国会でもめるのは必定であった。松永案に対して社会党はもとより反対、自由党内部でも反対の声は強かった。

公聴会が開かれ、様々な財界人が意見を述べたが、やはり松永案に賛成を表明する人は少なかった。

普通、役人は政府委員として国会で答弁するのだが、永山は証人として喚問され宣誓させられ、マッカーサーから通産大臣宛に電力再編成の通
達を受けたのかどうか、時の大臣の稲垣平太郎は通達を受けた覚えはないと言っているがどうか、などと証言を迫られ、大臣と官房長とが対立するという一齣もあった。
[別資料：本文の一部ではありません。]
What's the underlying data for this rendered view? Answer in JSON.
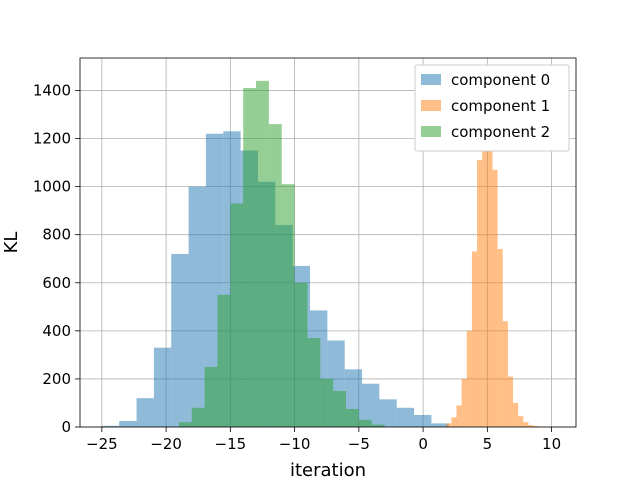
{
  "chart_data": {
    "type": "bar",
    "subtype": "overlaid-histogram",
    "title": "",
    "xlabel": "iteration",
    "ylabel": "KL",
    "xlim": [
      -26.7,
      11.9
    ],
    "ylim": [
      0,
      1535
    ],
    "xticks": [
      -25,
      -20,
      -15,
      -10,
      -5,
      0,
      5,
      10
    ],
    "yticks": [
      0,
      200,
      400,
      600,
      800,
      1000,
      1200,
      1400
    ],
    "grid": true,
    "legend_position": "top-right",
    "series": [
      {
        "name": "component 0",
        "color": "#1f77b4",
        "alpha": 0.5,
        "bin_width": 1.35,
        "bin_starts": [
          -25.0,
          -23.65,
          -22.3,
          -20.95,
          -19.6,
          -18.25,
          -16.9,
          -15.55,
          -14.2,
          -12.85,
          -11.5,
          -10.15,
          -8.8,
          -7.45,
          -6.1,
          -4.75,
          -3.4,
          -2.05,
          -0.7,
          0.65
        ],
        "counts": [
          5,
          25,
          120,
          330,
          720,
          1000,
          1220,
          1230,
          1150,
          1020,
          840,
          670,
          485,
          360,
          240,
          180,
          115,
          80,
          50,
          15
        ]
      },
      {
        "name": "component 1",
        "color": "#ff7f0e",
        "alpha": 0.5,
        "bin_width": 0.4,
        "bin_starts": [
          1.8,
          2.2,
          2.6,
          3.0,
          3.4,
          3.8,
          4.2,
          4.6,
          5.0,
          5.4,
          5.8,
          6.2,
          6.6,
          7.0,
          7.4,
          7.8,
          8.2,
          8.6,
          9.0
        ],
        "counts": [
          15,
          40,
          90,
          200,
          400,
          730,
          1110,
          1330,
          1370,
          1070,
          740,
          440,
          210,
          100,
          45,
          20,
          8,
          4,
          1
        ]
      },
      {
        "name": "component 2",
        "color": "#2ca02c",
        "alpha": 0.5,
        "bin_width": 1.0,
        "bin_starts": [
          -19.0,
          -18.0,
          -17.0,
          -16.0,
          -15.0,
          -14.0,
          -13.0,
          -12.0,
          -11.0,
          -10.0,
          -9.0,
          -8.0,
          -7.0,
          -6.0,
          -5.0,
          -4.0
        ],
        "counts": [
          20,
          80,
          250,
          550,
          930,
          1410,
          1440,
          1260,
          1010,
          600,
          370,
          200,
          150,
          75,
          30,
          10
        ]
      }
    ]
  }
}
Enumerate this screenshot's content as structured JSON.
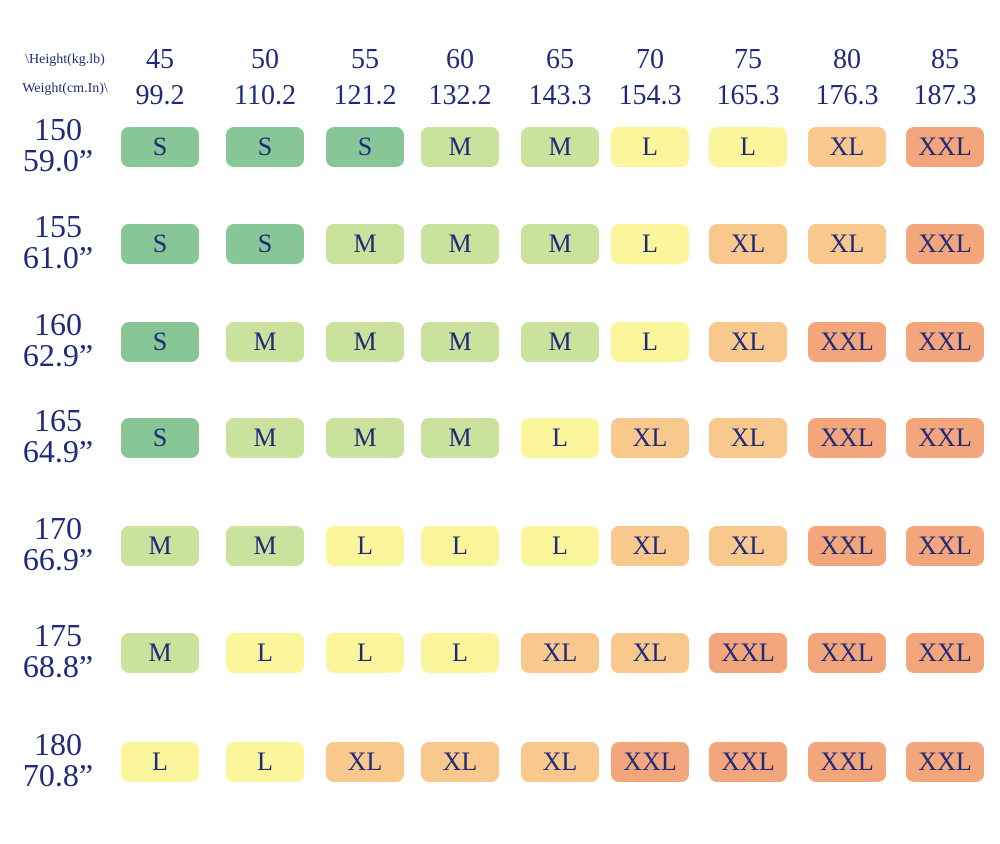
{
  "header": {
    "corner_top": "\\Height(kg.lb)",
    "corner_bottom": "Weight(cm.In)\\",
    "columns": [
      {
        "kg": "45",
        "lb": "99.2"
      },
      {
        "kg": "50",
        "lb": "110.2"
      },
      {
        "kg": "55",
        "lb": "121.2"
      },
      {
        "kg": "60",
        "lb": "132.2"
      },
      {
        "kg": "65",
        "lb": "143.3"
      },
      {
        "kg": "70",
        "lb": "154.3"
      },
      {
        "kg": "75",
        "lb": "165.3"
      },
      {
        "kg": "80",
        "lb": "176.3"
      },
      {
        "kg": "85",
        "lb": "187.3"
      }
    ]
  },
  "table": {
    "rows": [
      {
        "cm": "150",
        "in": "59.0”",
        "cells": [
          "S",
          "S",
          "S",
          "M",
          "M",
          "L",
          "L",
          "XL",
          "XXL"
        ]
      },
      {
        "cm": "155",
        "in": "61.0”",
        "cells": [
          "S",
          "S",
          "M",
          "M",
          "M",
          "L",
          "XL",
          "XL",
          "XXL"
        ]
      },
      {
        "cm": "160",
        "in": "62.9”",
        "cells": [
          "S",
          "M",
          "M",
          "M",
          "M",
          "L",
          "XL",
          "XXL",
          "XXL"
        ]
      },
      {
        "cm": "165",
        "in": "64.9”",
        "cells": [
          "S",
          "M",
          "M",
          "M",
          "L",
          "XL",
          "XL",
          "XXL",
          "XXL"
        ]
      },
      {
        "cm": "170",
        "in": "66.9”",
        "cells": [
          "M",
          "M",
          "L",
          "L",
          "L",
          "XL",
          "XL",
          "XXL",
          "XXL"
        ]
      },
      {
        "cm": "175",
        "in": "68.8”",
        "cells": [
          "M",
          "L",
          "L",
          "L",
          "XL",
          "XL",
          "XXL",
          "XXL",
          "XXL"
        ]
      },
      {
        "cm": "180",
        "in": "70.8”",
        "cells": [
          "L",
          "L",
          "XL",
          "XL",
          "XL",
          "XXL",
          "XXL",
          "XXL",
          "XXL"
        ]
      }
    ],
    "colors": {
      "S": "#86c697",
      "M": "#c9e29c",
      "L": "#fbf69c",
      "XL": "#f8c88c",
      "XXL": "#f3a67c"
    }
  }
}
第七国会では審議未了、GHQは電源開発に対する見返り資金融資停止という手段で再編成の実行を督促し、ついに十月二十二日ポツダム政令によって松永案の実行をGHQは日本政府に命令するということになり、政府は十一月電気事業再編成令と公益事業令を公布した。



当時、水力発電しかなかった時代に築き上げた電気事業の仕組みは、水力発電だからこそ産業に生かされ、国民生活を潤しました。

しかし、原子力そのものは否定しないのですが、原子力産業を推進する上に於いて、何が重要なのかを間違えたために、原子力・電気事業連合・政治家・官僚・専門家など関わる人達が、盲目的になり、間違った政策を打ち立て、信用失墜にとどまらず、放射能汚染による一番大切な国民の命を守るという義務(日本国憲法にうたわれています)さえも放棄され、大きな過ちを犯しているのではないでしょうか?

原子力産業は、電気事業と言う一部だけに留まらず、国の根幹を揺るがす産業にまで発展し、そのかじ取りを誤れば、国の存続にさえ影響を及ぼすことに気付いてほしいものです。

とある方に聞いたことがあります。





昔の政治家や官僚は、私心を捨て国の為に奉仕する人が多かった。

今は、私利私欲が殆どである。そんな人間が上に立って国が良くなるはずはない。





教育からやり直さなければ、この国の将来はないのかな〜と思います。